Trois colloques ont d’ailleurs été organisés par les universités de Franche-Comté, Lausanne et Haute-Alsace en 2023, réunissant des chercheur·ses à l’échelle internationale.
Exposition « Lip·ologie, Une histoire horlogère » – Crédits : Fanny Calley musée du Temps
L’entreprise existe-t-elle encore aujourd’hui ?

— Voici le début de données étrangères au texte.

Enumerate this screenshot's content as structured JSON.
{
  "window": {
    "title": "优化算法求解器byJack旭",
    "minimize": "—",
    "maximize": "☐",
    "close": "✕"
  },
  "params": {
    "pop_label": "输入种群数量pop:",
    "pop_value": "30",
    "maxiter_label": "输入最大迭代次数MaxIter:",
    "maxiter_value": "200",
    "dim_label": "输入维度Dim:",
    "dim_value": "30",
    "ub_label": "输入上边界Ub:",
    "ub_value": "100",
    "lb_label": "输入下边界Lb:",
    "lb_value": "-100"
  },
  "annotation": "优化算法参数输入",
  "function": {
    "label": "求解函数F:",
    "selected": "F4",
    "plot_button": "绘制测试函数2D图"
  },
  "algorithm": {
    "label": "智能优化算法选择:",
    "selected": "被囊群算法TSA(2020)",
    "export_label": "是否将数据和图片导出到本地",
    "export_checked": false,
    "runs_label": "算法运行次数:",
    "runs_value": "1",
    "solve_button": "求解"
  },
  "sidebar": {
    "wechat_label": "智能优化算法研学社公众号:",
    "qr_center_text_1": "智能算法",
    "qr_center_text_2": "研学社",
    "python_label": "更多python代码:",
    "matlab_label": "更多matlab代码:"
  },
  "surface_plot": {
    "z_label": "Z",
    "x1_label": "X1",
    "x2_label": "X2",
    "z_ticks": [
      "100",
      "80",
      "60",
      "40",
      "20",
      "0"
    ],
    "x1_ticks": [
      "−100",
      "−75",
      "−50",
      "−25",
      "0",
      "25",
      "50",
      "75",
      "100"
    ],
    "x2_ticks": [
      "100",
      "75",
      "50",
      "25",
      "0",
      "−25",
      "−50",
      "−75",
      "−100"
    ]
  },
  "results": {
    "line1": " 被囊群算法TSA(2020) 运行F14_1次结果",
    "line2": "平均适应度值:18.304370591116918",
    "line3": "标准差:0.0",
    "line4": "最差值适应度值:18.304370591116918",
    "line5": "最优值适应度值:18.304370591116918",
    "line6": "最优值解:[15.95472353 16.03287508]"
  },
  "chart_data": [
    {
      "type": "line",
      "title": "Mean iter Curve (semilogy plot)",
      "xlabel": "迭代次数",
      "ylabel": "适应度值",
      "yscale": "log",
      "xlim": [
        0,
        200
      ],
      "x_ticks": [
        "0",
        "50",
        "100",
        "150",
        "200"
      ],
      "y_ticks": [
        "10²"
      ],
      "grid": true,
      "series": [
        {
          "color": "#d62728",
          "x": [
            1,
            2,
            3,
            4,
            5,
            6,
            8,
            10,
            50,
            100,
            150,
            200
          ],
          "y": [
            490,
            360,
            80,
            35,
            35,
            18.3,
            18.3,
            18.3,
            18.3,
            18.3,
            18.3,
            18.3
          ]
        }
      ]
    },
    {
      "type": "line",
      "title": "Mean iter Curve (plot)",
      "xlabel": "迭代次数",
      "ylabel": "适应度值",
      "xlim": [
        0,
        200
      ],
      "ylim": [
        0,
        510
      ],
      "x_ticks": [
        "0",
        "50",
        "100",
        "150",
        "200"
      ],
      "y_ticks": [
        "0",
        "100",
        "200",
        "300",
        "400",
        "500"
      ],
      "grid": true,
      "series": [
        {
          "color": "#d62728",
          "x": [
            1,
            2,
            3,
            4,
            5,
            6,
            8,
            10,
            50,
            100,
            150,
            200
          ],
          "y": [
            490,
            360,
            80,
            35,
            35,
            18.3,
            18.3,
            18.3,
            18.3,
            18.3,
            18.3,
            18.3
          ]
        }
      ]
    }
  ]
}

L.R. L’entreprise a été liquidée en 1977, mais la marque a été rachetée à plusieurs reprises. Elle a ainsi été délocalisée dans le Gers pendant 25 ans et identifiée durant cette période comme une montre offerte avec l’abonnement à des magazines. Depuis 2015, la marque Lip est de retour à Besançon, sa licence ayant été reprise par l’entreprise SMB. Depuis, celle-ci s’attache à s’inscrire dans les pas de l’entreprise, avec la relance de modèles emblématiques ou une publicité innovante. Afin de célébrer le combat des Lip pour conserver leur usine et leurs emplois, mais également pour marquer le retour de la marque à Besançon, elle a édité, en 1 973 exemplaires, un modèle qui porte le slogan resté célèbre de Charles Piaget (1928-2023) : « On fabrique, on vend, on se paye ». Cela a fait un peu polémique mais c’était pour nous un signe de plus de l’attachement persistant à la mémoire et à la symbolique de Lip, véritable emblème de Besançon et de sa riche histoire horlogère.